Si en algún momento viera esa reacción prohibida, este español podría empezar a esperar una llamada de Estocolmo. Probablemente compartida. “Somos varios grupos buscando esto, y trabajamos más en colaboración que en competencia”, asegura. Y con plazos muy largos. Hace siete años que lanzaron este experimento, cuyos pilotos empezarán ahora hasta 2018. Su misión principal es probar la tecnología, aunque bien podría “sonar la flauta”. Si no es así, los 10 kg de xenón se convertirán en cien, y se espera que en 2020 alguien haya gritado “eureka”.
Mientras tanto, entre retos de ingeniería, trámites burocráticos y desarrollo de tecnologías que después podrán utilizarse en campos como la salud, este hombre brillante y enérgico se considera “un privilegiado por poder dedicarme a hacer preguntas profundas a la naturaleza, y diseñar experimentos por su propia belleza”.

Centrales y polos
La misma pasión por su trabajo destila Inés Gil, directora del grupo de neutrinos del CIEMAT, quien afina datos sobre la oscilación de los neutrinos observando los que emite la central nuclear francesa de Chooz, cerca de la frontera con Bélgica. Sus dos laboratorios están bajo tierra a 400 m y 1 km del reactor, y “nada nos hizo tan felices como que los apagaran siete días”, confiesa. Durante esa semana pudieron caracterizar con precisión el ruido de la zona, ya que eso sería cualquier señal que les llegara entonces. Pero además, están preparando unos prototipos que instalará el CERN a partir de 2018 como ensayo para otro gran proyecto, aún en fase de diseño, con el que también colaboran. DUNE, previsto para 2025, lanzará un haz de neutrinos para que recorra 1.300 km por el subsuelo americano.
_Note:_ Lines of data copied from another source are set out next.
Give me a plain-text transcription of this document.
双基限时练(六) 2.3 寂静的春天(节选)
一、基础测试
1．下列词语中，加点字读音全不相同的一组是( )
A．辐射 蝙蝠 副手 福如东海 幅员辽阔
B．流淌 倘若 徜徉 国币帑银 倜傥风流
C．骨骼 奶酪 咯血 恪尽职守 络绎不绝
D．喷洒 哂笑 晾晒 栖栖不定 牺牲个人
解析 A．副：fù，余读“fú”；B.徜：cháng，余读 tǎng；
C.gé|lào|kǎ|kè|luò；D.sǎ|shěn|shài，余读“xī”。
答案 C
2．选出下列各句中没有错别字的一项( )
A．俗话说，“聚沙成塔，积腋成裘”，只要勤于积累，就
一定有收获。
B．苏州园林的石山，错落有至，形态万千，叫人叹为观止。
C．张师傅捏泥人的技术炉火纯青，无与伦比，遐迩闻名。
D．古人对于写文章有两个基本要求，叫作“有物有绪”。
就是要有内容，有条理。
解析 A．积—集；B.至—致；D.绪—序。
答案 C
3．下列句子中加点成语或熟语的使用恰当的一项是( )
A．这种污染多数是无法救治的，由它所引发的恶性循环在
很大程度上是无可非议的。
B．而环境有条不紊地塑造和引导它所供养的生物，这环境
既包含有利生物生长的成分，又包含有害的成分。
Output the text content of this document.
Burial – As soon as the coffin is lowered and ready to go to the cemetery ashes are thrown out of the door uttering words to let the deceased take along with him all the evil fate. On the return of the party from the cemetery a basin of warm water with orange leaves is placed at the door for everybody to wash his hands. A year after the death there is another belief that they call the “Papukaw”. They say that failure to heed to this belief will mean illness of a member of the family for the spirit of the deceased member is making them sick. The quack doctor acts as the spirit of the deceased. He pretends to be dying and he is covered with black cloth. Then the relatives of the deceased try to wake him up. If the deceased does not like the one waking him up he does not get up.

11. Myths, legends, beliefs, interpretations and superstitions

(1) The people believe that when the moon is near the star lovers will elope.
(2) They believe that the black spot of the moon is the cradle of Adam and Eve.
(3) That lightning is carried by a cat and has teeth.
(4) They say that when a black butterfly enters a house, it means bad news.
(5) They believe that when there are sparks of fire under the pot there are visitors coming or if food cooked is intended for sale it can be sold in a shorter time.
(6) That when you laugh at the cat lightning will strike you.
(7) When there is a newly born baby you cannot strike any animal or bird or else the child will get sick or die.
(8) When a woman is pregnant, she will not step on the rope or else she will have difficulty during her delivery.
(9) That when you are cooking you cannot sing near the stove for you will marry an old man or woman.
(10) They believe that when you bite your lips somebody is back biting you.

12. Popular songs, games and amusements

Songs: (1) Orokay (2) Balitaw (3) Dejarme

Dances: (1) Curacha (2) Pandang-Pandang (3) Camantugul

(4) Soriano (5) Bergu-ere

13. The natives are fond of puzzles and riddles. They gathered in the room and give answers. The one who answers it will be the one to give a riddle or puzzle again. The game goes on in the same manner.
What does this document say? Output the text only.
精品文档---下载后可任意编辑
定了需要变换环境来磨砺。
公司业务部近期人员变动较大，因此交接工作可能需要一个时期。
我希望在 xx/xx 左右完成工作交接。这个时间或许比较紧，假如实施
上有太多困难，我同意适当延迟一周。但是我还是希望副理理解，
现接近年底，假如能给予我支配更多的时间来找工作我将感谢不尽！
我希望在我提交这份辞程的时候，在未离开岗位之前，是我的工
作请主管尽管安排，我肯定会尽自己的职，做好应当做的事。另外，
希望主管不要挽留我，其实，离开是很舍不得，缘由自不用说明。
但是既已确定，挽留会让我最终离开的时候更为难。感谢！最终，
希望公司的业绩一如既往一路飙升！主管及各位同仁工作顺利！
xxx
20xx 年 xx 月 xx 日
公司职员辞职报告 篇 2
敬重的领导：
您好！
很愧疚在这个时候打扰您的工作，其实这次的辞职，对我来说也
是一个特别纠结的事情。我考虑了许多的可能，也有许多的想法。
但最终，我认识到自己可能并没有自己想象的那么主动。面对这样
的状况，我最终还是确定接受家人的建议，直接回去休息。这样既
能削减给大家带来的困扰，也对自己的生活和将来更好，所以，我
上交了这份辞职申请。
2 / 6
La idea es comprobar sus propiedades. Pero también hay quien se dedica a pescar los que llegan de cuerpos celestes. Como el experimento IceCube, en el que Carlos Pobes pasó una larga noche invernal de ocho meses. El detector es el casquete polar de la Antártida, de 4 km de espesor. “Si un neutrino choca allí, produce otras partículas que, al viajar por ese hielo tan puro, emiten destellos de luz”, afirma. Hileras de sensores sumergidos captan esos destellos desatados por neutrinos procedentes del espacio. Su sensibilidad les permite “ver” un único fotón. Mientras Carlos estaba allí, a -70ºC, se detectó uno de ellos, bautizado como Epi, en honor del de Barrio Sésamo. Pero solo se supo cuando interpretaron los datos en EEUU. Normal; cazar neutrinos es una carrera de fondo.